If your organisation’s overall compliance requirements are significant enough, we recommend a periodic review of your AML/CFT programme is undertaken as part of a formalised compliance assurance framework.

The framework for AML purposes should include testing of key operational areas including:

  • Review of transactions and transaction monitoring findings to ensure sufficient detail is recorded when assessing transactions and appropriate investigation has occurred
  • Regular review of the training register to ensure all staff training has been appropriately recorded and ensure continued development/training is provided.
  • Regular review of KYC files to ensure documentation standards are met
  • Also, obtaining independent parties to perform regular reviews of company adherence to AML/CFT compliance policies.
  • Reports should be submitted on a regular basis to audit & compliance committees outlining assurance activities such as how many records have been examined, what the success rate is, what the common issues are in KYC documentation and actions taken to address issues and trends.

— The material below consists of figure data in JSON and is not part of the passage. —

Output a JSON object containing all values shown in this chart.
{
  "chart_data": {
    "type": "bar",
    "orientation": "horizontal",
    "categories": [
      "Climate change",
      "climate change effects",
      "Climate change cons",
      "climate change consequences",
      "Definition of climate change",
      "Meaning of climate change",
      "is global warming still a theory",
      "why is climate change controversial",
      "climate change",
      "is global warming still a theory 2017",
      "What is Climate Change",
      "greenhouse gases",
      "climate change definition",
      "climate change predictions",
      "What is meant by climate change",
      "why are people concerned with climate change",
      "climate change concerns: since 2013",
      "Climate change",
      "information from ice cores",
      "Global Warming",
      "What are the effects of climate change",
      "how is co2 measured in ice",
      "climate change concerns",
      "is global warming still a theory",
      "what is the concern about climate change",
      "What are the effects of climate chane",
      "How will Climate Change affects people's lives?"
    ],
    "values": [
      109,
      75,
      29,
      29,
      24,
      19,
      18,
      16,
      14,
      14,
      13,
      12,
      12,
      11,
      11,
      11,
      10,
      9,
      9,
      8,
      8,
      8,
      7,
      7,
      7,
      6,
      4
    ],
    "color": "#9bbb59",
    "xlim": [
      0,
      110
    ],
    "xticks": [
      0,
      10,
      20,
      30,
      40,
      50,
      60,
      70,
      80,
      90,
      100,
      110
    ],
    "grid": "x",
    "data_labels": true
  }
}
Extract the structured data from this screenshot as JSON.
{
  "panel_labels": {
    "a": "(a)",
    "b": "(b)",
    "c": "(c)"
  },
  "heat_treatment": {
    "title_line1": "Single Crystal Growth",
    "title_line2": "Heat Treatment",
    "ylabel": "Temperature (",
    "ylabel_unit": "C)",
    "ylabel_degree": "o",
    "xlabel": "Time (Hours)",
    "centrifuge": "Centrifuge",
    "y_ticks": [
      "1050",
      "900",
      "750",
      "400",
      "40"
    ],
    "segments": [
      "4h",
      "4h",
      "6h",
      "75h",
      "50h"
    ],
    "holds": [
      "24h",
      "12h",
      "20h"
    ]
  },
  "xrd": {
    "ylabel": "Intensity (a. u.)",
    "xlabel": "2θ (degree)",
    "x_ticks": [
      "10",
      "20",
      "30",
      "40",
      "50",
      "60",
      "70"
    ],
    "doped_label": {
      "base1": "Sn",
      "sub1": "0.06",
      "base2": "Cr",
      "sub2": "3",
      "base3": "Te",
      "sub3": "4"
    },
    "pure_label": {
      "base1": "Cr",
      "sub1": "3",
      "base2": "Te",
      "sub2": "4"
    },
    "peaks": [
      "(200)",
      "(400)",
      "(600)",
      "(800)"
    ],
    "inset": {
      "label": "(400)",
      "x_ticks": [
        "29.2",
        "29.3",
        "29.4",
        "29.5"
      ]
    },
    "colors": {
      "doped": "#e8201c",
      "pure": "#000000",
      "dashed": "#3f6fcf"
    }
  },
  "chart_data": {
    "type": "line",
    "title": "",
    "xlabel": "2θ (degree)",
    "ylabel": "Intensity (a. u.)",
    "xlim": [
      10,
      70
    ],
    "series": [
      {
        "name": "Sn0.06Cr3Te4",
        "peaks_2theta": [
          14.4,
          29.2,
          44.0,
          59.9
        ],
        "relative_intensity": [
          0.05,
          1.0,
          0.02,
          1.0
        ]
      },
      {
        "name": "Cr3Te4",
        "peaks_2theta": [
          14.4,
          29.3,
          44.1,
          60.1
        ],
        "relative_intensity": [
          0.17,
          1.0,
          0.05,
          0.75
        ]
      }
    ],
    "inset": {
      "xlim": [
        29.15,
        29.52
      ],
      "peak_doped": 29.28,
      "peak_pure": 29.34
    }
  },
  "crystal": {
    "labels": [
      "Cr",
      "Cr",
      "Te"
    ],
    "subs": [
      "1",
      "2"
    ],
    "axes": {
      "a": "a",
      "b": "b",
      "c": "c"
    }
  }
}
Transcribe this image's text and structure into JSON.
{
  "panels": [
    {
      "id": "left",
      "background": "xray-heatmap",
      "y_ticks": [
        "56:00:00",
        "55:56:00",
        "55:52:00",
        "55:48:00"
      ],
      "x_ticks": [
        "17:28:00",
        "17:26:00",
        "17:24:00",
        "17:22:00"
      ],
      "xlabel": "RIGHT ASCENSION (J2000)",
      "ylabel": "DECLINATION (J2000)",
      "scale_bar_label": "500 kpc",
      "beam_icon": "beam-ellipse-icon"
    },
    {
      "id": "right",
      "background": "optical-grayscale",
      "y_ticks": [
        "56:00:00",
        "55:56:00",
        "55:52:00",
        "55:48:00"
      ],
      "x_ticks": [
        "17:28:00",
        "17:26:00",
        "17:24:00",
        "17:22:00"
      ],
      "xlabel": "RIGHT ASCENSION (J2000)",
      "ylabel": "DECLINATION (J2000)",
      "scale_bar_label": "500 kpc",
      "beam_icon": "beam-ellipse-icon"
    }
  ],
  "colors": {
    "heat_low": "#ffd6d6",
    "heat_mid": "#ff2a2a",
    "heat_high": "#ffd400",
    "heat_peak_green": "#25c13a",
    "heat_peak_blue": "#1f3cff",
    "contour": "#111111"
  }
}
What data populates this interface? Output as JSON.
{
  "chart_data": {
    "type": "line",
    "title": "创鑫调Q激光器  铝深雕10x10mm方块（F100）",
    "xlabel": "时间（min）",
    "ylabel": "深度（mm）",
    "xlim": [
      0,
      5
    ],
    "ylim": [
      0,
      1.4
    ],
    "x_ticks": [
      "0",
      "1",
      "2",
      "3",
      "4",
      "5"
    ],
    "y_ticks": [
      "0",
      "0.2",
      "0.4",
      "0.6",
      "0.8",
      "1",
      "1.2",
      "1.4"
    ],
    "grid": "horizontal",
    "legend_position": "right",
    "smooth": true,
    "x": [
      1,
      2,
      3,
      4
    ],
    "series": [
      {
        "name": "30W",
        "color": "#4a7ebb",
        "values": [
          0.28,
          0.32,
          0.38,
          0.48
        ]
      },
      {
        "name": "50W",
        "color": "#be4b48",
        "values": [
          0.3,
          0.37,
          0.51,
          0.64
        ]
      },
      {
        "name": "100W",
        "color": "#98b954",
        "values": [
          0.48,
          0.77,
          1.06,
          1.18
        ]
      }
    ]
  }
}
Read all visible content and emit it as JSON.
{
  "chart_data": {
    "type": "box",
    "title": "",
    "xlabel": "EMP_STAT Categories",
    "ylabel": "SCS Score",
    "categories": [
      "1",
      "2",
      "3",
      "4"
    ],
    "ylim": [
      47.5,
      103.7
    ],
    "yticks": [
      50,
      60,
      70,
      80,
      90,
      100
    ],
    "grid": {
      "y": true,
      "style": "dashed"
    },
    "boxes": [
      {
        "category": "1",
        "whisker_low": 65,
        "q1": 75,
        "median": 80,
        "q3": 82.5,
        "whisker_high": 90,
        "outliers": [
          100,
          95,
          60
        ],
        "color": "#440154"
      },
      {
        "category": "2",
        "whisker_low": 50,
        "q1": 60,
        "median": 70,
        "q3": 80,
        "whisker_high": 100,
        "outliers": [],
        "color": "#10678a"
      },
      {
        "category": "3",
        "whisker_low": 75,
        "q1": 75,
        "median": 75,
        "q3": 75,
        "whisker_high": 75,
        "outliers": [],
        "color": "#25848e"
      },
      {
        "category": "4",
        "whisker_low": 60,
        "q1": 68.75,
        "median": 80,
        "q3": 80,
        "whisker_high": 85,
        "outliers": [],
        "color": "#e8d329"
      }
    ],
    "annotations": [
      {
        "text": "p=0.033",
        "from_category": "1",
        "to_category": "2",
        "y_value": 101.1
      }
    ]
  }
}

  1. Transactions that favour anonymity

This will be particularly important for organsiations that rely heavily within the online world, where anonymity poses a high risk of criminal activity. The first step is to identify what products and services you offer that might provide ML/TFs with a way to mask their identity or identity of recipients of their funds. This is because, without effective monitoring of these products and services, it can be difficult to know if the customer is how they say they are or permits other people to use and operate the services under their name, for example with real estate transactions, where family and associates of criminals have allowed them to use accounts in their name to purchase property. Once these products and services are identified you need to set out in your programme pro-active steps and controls you will take to detect and deter ML/TFs from using your services. Controls will include procedures to monitor transactions to detect anomalies in your knowledge of the clients business or checking the physical address provided by the client against the location(s) from where the client logs on and any other unusual transaction patterns.



Following this eight-step approach will allow you to proactively make a great start on developing your risk assessment and compliance programme and ensure you are meeting your AML/CFT compliance obligations. Put the effort and investment in up-front rather than encountering the significant stress, time and cost required battling a regulatory investigation. We’ve put this together to get you started on your AML/CFT journey and if you address each and every one of the eight steps in a methodical way you will be well on your way to meeting your compliance obligations and avoiding regulatory problems further down the line.